Time in dreams always has a strange texture. Thick and slow, yet somehow it's already passed by the time you come to.

Sunlight slanted through the window, falling in still rectangles on the wooden floor — unmoving, unshifting, as if time itself had frozen. The air was warm in a way that felt just right, windless, with even the dust motes suspended lazily in the light. The whole space was sunk in a deep, quiet stillness. I stood at the doorway. I didn't go in.

In the kitchen — a silhouette.

Water dripped softly, a steady rhythm, like time leaking away too slowly to notice. Steam curled from the stove, threads of it rising and dissolving in the light. And beneath it all, the melody seeped into the air — into the light, into the doorway where I stood.

Hm — Hmhm — Hm — Hm — Hmhm —

So familiar it almost stopped my breath.

I didn't move. I knew who that was. And precisely because I knew, I couldn't bring myself to go closer. That silhouette was so familiar — the curve of her shoulders, the way the ends of her hair fell at the side of her neck, the slight tilt of her body as she stood and worked — every detail exactly as I remembered. I stood there, rooted, pulled forward and held back at the same time.

I opened my mouth. The sound caught in my throat, pressed against it for a long moment before it finally came out — fragile, uncertain.

"...Mum?"

The melody didn't stop. She didn't respond.

I took a step forward. The floor gave a quiet creak, sharp in the silence. I called again, steadier this time. "Mum." Still she didn't turn. Her shoulders didn't move. Her hands kept going, as if she hadn't heard me at all.

I moved closer — close enough now to see her hands clearly. She was washing vegetables, water running over green leaves and trailing down. The melody was clearer here, every note distinct, and with each note something rose in my chest — unease, like walking on ice. You know you're moving, but you don't know when it will give way.

"Mum?"

Even I could hear the urgency in my own voice this time.

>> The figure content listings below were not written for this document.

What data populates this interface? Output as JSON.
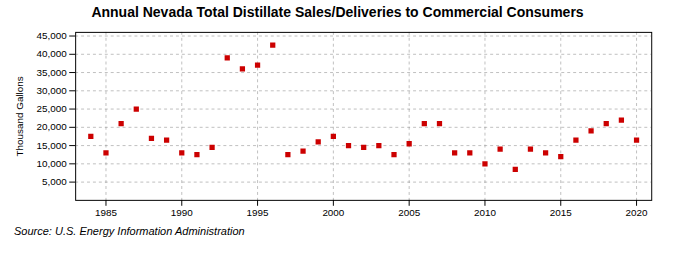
{
  "chart_data": {
    "type": "scatter",
    "title": "Annual Nevada Total Distillate Sales/Deliveries to Commercial Consumers",
    "ylabel": "Thousand Gallons",
    "source": "Source: U.S. Energy Information Administration",
    "x": [
      1984,
      1985,
      1986,
      1987,
      1988,
      1989,
      1990,
      1991,
      1992,
      1993,
      1994,
      1995,
      1996,
      1997,
      1998,
      1999,
      2000,
      2001,
      2002,
      2003,
      2004,
      2005,
      2006,
      2007,
      2008,
      2009,
      2010,
      2011,
      2012,
      2013,
      2014,
      2015,
      2016,
      2017,
      2018,
      2019,
      2020
    ],
    "values": [
      17500,
      13000,
      21000,
      25000,
      17000,
      16500,
      13000,
      12500,
      14500,
      39000,
      36000,
      37000,
      42500,
      12500,
      13500,
      16000,
      17500,
      15000,
      14500,
      15000,
      12500,
      15500,
      21000,
      21000,
      13000,
      13000,
      10000,
      14000,
      8500,
      14000,
      13000,
      12000,
      16500,
      19000,
      21000,
      22000,
      16500
    ],
    "color": "#cc0000",
    "marker": "square",
    "xlim": [
      1983,
      2021
    ],
    "ylim": [
      0,
      46000
    ],
    "xticks": [
      1985,
      1990,
      1995,
      2000,
      2005,
      2010,
      2015,
      2020
    ],
    "yticks": [
      {
        "value": 5000,
        "label": "5,000"
      },
      {
        "value": 10000,
        "label": "10,000"
      },
      {
        "value": 15000,
        "label": "15,000"
      },
      {
        "value": 20000,
        "label": "20,000"
      },
      {
        "value": 25000,
        "label": "25,000"
      },
      {
        "value": 30000,
        "label": "30,000"
      },
      {
        "value": 35000,
        "label": "35,000"
      },
      {
        "value": 40000,
        "label": "40,000"
      },
      {
        "value": 45000,
        "label": "45,000"
      }
    ],
    "grid": true
  }
}
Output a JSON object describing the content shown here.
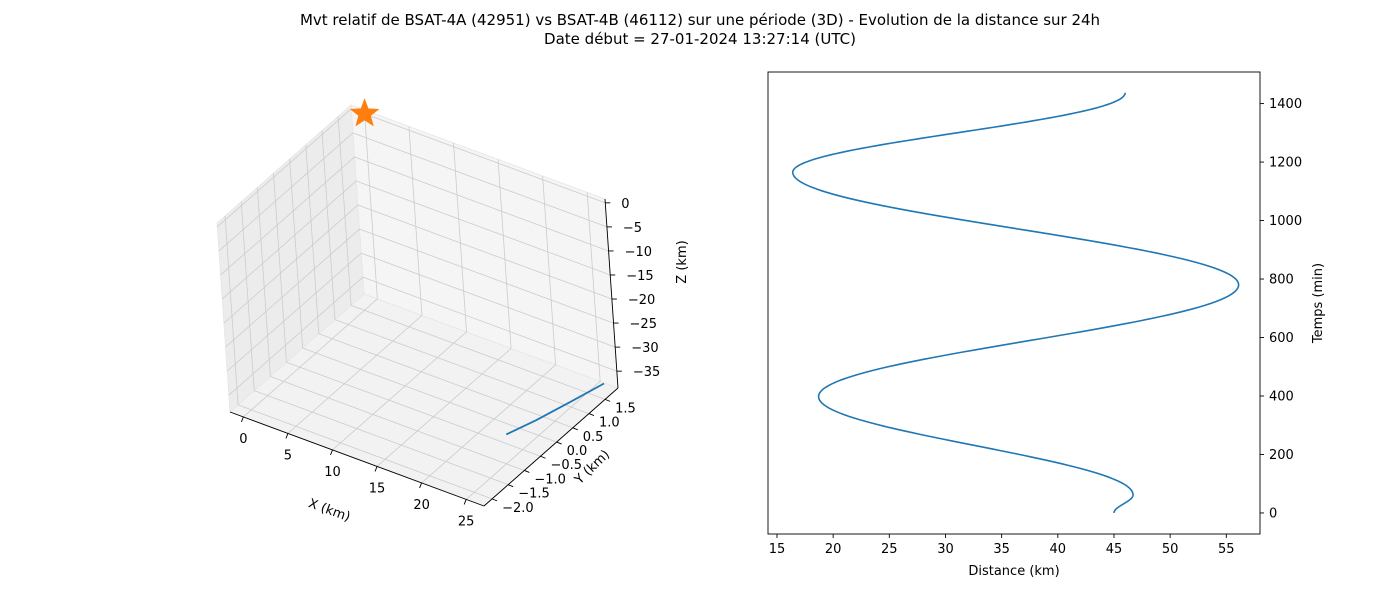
{
  "title": {
    "line1": "Mvt relatif de BSAT-4A (42951) vs BSAT-4B (46112) sur une période (3D) - Evolution de la distance sur 24h",
    "line2": "Date début = 27-01-2024 13:27:14 (UTC)"
  },
  "colors": {
    "series": "#1f77b4",
    "marker": "#ff7f0e",
    "pane": "#f2f2f2",
    "grid": "#cccccc"
  },
  "chart_data": [
    {
      "type": "line",
      "projection": "3d",
      "xlabel": "X (km)",
      "ylabel": "Y (km)",
      "zlabel": "Z (km)",
      "xlim": [
        -1.5,
        27
      ],
      "ylim": [
        -2.25,
        1.9
      ],
      "zlim": [
        -38.5,
        0.8
      ],
      "xticks": [
        0,
        5,
        10,
        15,
        20,
        25
      ],
      "yticks": [
        -2.0,
        -1.5,
        -1.0,
        -0.5,
        0.0,
        0.5,
        1.0,
        1.5
      ],
      "zticks": [
        0,
        -5,
        -10,
        -15,
        -20,
        -25,
        -30,
        -35
      ],
      "xticklabels": [
        "0",
        "5",
        "10",
        "15",
        "20",
        "25"
      ],
      "yticklabels": [
        "−2.0",
        "−1.5",
        "−1.0",
        "−0.5",
        "0.0",
        "0.5",
        "1.0",
        "1.5"
      ],
      "zticklabels": [
        "0",
        "−5",
        "−10",
        "−15",
        "−20",
        "−25",
        "−30",
        "−35"
      ],
      "grid": true,
      "series": [
        {
          "x": [
            26.0,
            26.4,
            26.8,
            27.0
          ],
          "y": [
            -1.2,
            -0.4,
            0.6,
            1.5
          ],
          "z": [
            -30.5,
            -32.0,
            -33.6,
            -35.2
          ]
        }
      ],
      "marker": {
        "shape": "star",
        "x": 0,
        "y": 1.9,
        "z": 0
      }
    },
    {
      "type": "line",
      "xlabel": "Distance (km)",
      "ylabel": "Temps (min)",
      "xlim": [
        14.2,
        58.0
      ],
      "ylim": [
        -72,
        1508
      ],
      "xticks": [
        15,
        20,
        25,
        30,
        35,
        40,
        45,
        50,
        55
      ],
      "yticks": [
        0,
        200,
        400,
        600,
        800,
        1000,
        1200,
        1400
      ],
      "yaxis_position": "right",
      "grid": false,
      "series": [
        {
          "x": [
            45.0,
            46.7,
            18.7,
            56.1,
            16.4,
            46.0
          ],
          "y": [
            0,
            62,
            398,
            780,
            1165,
            1437
          ]
        }
      ]
    }
  ]
}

Then her hands slowed. Not suddenly — more like she'd finally caught a sound, and was winding down, little by little. Her hands hovered in the air as the water dripped on in silence. Her shoulders shifted. She began to turn.

Slowly.

So slowly I could count every small movement. Her shoulder line first, then her back, then the side of her face emerging from shadow into light, her hair swaying with the turn, a strand falling across her cheek. I held my breath, staring, completely still. Just a little more. Just one more moment, and I would see her face.

Just as she turned —

I opened my eyes.

The ceiling was white.

The room was quiet — a quiet that felt, somehow, reassuring. No running water. No melody. No silhouette. Only the white ceiling and a thin line of morning light seeping in at the edge of the curtains, lying still on the floor. I lay there without moving, staring upward, quietly confirming — yes, I'm back. This room is real. There's no kitchen here. No melody.

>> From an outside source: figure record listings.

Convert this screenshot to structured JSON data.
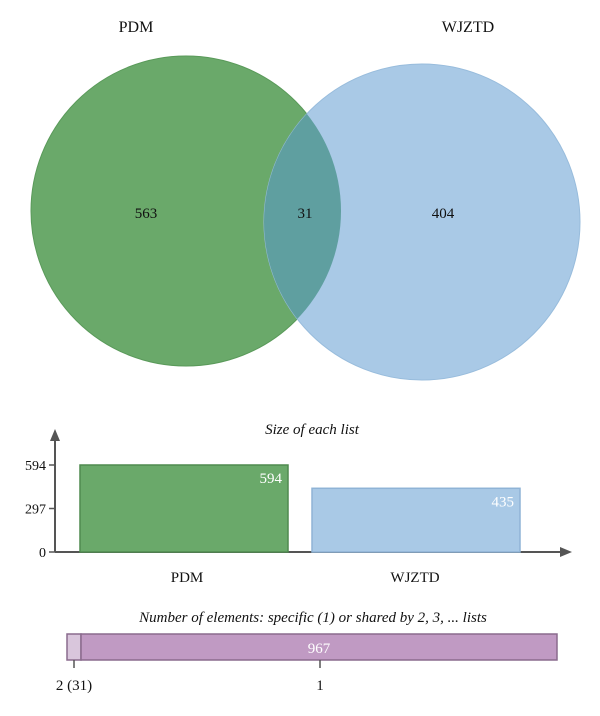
{
  "chart_data": [
    {
      "type": "venn",
      "sets": [
        {
          "name": "PDM",
          "only": 563,
          "color": "#6aa96a"
        },
        {
          "name": "WJZTD",
          "only": 404,
          "color": "#a9c9e6"
        }
      ],
      "intersection": 31,
      "overlap_color": "#5f9fa0"
    },
    {
      "type": "bar",
      "title": "Size of each list",
      "categories": [
        "PDM",
        "WJZTD"
      ],
      "values": [
        594,
        435
      ],
      "yticks": [
        0,
        297,
        594
      ],
      "ylim": [
        0,
        594
      ],
      "colors": [
        "#6aa96a",
        "#a9c9e6"
      ]
    },
    {
      "type": "bar",
      "orientation": "horizontal-stacked",
      "title": "Number of elements: specific (1) or shared by 2, 3, ... lists",
      "segments": [
        {
          "label": "2 (31)",
          "value": 31,
          "color": "#d9c6dc"
        },
        {
          "label": "1",
          "value": 967,
          "value_label": "967",
          "color": "#c09ac3"
        }
      ]
    }
  ]
}
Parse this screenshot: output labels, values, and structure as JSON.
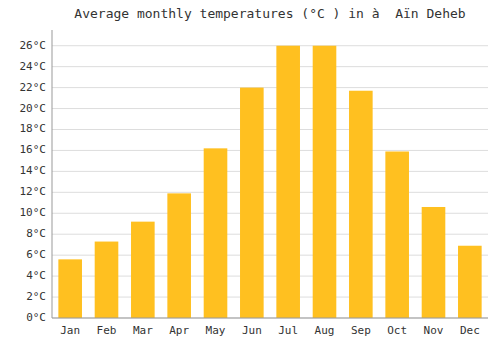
{
  "chart_data": {
    "type": "bar",
    "title": "Average monthly temperatures (°C ) in à  Aïn Deheb",
    "categories": [
      "Jan",
      "Feb",
      "Mar",
      "Apr",
      "May",
      "Jun",
      "Jul",
      "Aug",
      "Sep",
      "Oct",
      "Nov",
      "Dec"
    ],
    "values": [
      5.6,
      7.3,
      9.2,
      11.9,
      16.2,
      22.0,
      26.0,
      26.0,
      21.7,
      15.9,
      10.6,
      6.9
    ],
    "color": "#FFC020",
    "ylim": [
      0,
      27.5
    ],
    "yticks": [
      {
        "value": 0,
        "label": "0°C"
      },
      {
        "value": 2,
        "label": "2°C"
      },
      {
        "value": 4,
        "label": "4°C"
      },
      {
        "value": 6,
        "label": "6°C"
      },
      {
        "value": 8,
        "label": "8°C"
      },
      {
        "value": 10,
        "label": "10°C"
      },
      {
        "value": 12,
        "label": "12°C"
      },
      {
        "value": 14,
        "label": "14°C"
      },
      {
        "value": 16,
        "label": "16°C"
      },
      {
        "value": 18,
        "label": "18°C"
      },
      {
        "value": 20,
        "label": "20°C"
      },
      {
        "value": 22,
        "label": "22°C"
      },
      {
        "value": 24,
        "label": "24°C"
      },
      {
        "value": 26,
        "label": "26°C"
      }
    ],
    "grid": true
  }
}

After a few seconds, I slowly sat up.

My breathing was still uneven, like I'd just run somewhere. There was something in my chest that hadn't settled yet. But the melody lingered in my mind — vivid in a way that didn't feel like the remnant of a dream. Vivid like I'd just heard it.

Hm — Hmhm — Hm — Hm — Hmhm —

I paused, then said quietly to myself: "Elena... why are you thinking about that song again."

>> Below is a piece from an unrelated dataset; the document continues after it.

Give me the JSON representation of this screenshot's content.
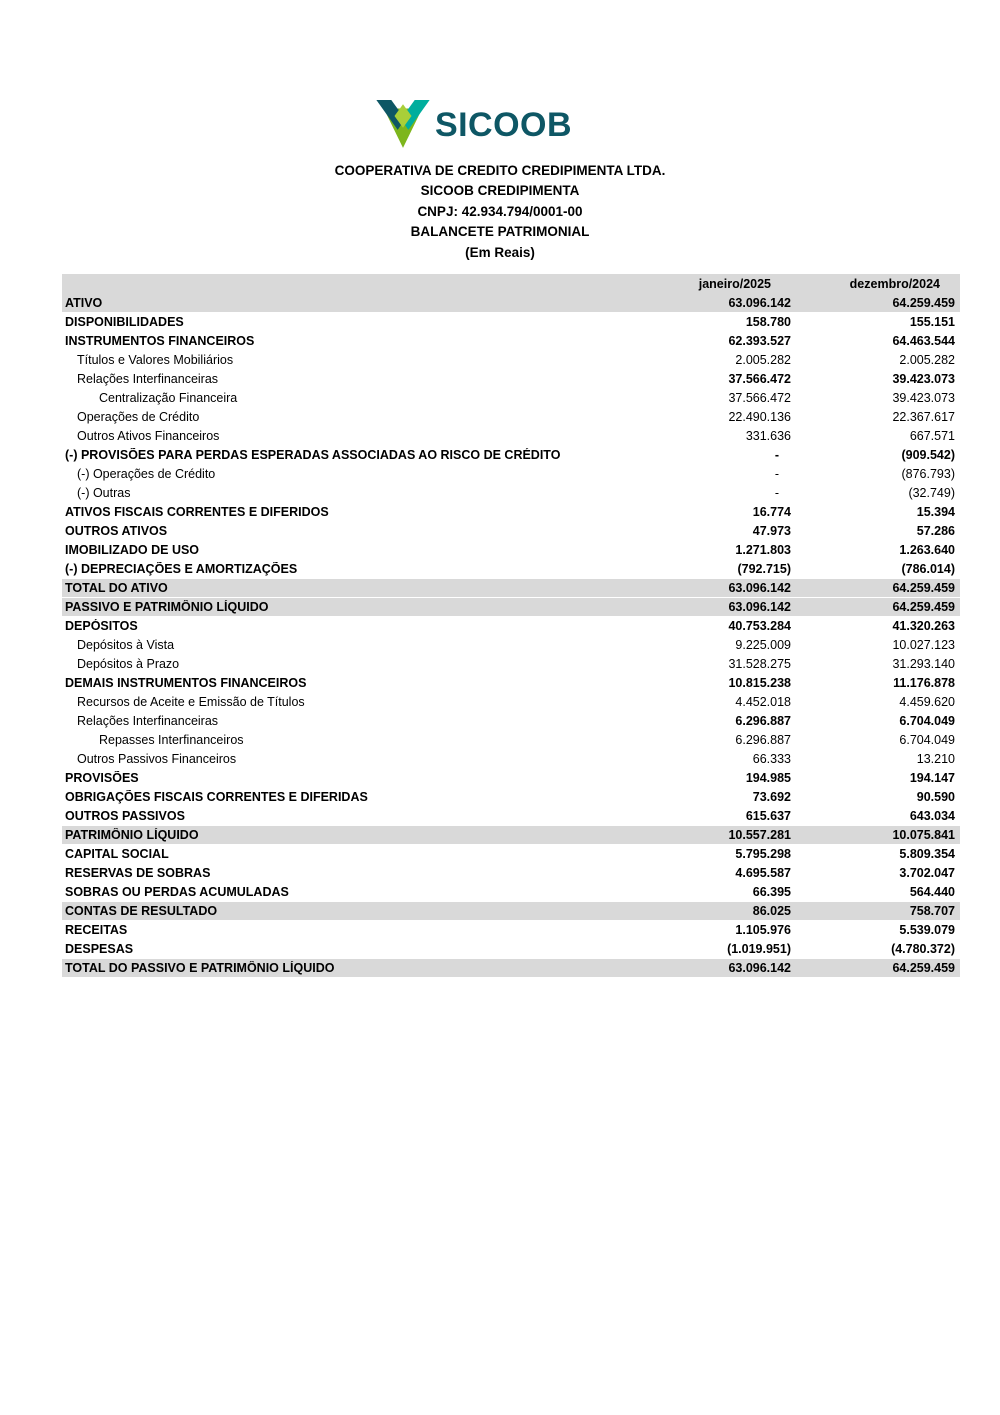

The room gave no answer. Light edged in at the curtains. Outside, the weather looked fine — the ground was dry, and I could hear the occasional passing car from the street below. I sat on the bed, looking at my hands resting on my knees. My fingertips were cold, like I'd just been pulled from somewhere deep and hadn't quite warmed up yet.

I'm in Year Ten now.

Time keeps moving forward. That much is certain — no one can change it. So much has changed. Different room. Different school. The days piling up, one on top of another, pressing the old things down to somewhere deep. But some things are like they got left behind on a particular day, pinned in place — a melody, a silhouette, the feeling of the kitchen floor beneath my feet. No matter how far I go, they find me in some unguarded moment and catch up.

I wish this wasn't just a dream.

Maybe then I could see you one more time.